Food prices are now 23% higher than they were before lockdown, according to the latest inflation data. 

A survey from last fall found that Canadians are putting their grocery bill ahead of their nutrition, with 45.5% of respondents saying the cost of their groceries outweighed the importance of their food’s nutritional value in terms of what they are purchasing. 

The minister began bandying around the idea of introducing foreign grocery chains into the Canadian market in February and top officials in the industry department provided Champagne with a list of potential candidates.

An access-to-information request revealed that Champagne is looking into mostly European grocers along with one California-based outlet, called the Grocery Outlet Holding, which has 470 discount retail stores in the U.S.

The most popular European chains the government is attempting to acquire are Germany’s Aldi, which has over 2,000 outlets already in the U.S. and Lidl, owned by the Schwarz Group. 

So far, none of the companies have confirmed any interest in opening up retail outlets in Canada.

“Canada needs solutions to help bring grocery prices in check. More competition is a key part of the answer,” read a report from Canada’s Competition Bureau last year. 

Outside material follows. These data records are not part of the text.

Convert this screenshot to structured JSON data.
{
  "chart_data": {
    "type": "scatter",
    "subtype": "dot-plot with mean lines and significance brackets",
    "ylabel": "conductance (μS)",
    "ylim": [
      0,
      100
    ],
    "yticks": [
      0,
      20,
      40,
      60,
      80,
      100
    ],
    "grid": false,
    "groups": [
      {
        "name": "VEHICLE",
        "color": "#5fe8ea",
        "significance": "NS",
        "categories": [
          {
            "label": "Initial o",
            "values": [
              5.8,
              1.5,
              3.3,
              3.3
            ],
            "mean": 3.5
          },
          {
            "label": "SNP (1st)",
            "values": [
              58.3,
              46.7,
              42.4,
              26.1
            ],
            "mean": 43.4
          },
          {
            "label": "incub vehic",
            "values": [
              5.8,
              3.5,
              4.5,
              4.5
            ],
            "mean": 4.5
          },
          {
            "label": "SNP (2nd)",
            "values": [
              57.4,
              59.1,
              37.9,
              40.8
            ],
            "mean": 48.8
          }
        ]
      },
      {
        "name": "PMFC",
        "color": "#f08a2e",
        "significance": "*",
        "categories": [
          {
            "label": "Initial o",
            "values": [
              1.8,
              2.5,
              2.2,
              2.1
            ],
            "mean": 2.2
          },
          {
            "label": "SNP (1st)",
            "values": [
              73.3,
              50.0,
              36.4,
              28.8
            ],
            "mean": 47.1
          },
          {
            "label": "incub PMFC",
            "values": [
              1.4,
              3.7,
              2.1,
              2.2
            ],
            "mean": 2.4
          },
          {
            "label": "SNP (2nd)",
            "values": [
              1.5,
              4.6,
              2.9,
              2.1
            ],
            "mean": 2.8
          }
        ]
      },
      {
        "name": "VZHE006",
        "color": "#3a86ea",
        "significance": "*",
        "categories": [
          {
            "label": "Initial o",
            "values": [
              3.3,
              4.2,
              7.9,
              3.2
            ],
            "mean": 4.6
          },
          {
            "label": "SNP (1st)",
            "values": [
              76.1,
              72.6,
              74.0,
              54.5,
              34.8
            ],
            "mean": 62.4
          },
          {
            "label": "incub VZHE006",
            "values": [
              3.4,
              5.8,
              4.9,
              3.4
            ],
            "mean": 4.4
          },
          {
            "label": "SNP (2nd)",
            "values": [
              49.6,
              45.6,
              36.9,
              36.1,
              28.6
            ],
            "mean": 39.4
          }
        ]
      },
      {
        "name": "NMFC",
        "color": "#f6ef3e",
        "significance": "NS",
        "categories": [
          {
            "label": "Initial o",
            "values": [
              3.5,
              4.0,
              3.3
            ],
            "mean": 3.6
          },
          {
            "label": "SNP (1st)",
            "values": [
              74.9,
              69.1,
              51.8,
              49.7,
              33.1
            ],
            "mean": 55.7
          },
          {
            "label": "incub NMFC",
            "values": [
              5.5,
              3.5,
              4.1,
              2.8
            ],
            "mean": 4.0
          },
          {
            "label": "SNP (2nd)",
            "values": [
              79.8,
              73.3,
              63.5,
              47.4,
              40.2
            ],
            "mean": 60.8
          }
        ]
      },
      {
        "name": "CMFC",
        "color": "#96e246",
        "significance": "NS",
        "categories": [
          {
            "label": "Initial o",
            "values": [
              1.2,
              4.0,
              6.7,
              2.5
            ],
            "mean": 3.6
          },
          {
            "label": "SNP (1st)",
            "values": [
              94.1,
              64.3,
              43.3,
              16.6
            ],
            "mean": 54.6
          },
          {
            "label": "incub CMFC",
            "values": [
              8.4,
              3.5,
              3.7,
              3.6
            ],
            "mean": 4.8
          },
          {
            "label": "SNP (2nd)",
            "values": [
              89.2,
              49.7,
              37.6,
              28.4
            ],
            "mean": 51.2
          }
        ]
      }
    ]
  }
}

The report noted that after Aldi opened in Australia, domestic operators were forced to significantly reduce their prices.

“The successful entry of international grocers into the Canadian industry may be the best option to bring about lower prices, greater choice, and increased levels of innovation,” the report said.

A spokeswoman for Metro told the Wall Street Journal that it welcomed further competition from abroad, noting that U.S. chains like Walmart and Costco have already been in Canada for years. 

Other companies being looked at by Champagne are Germany’s Edeka Group and Rewe Group and the France-based Les Mousquetaires, among others in Portugal, Spain, Norway and Holland.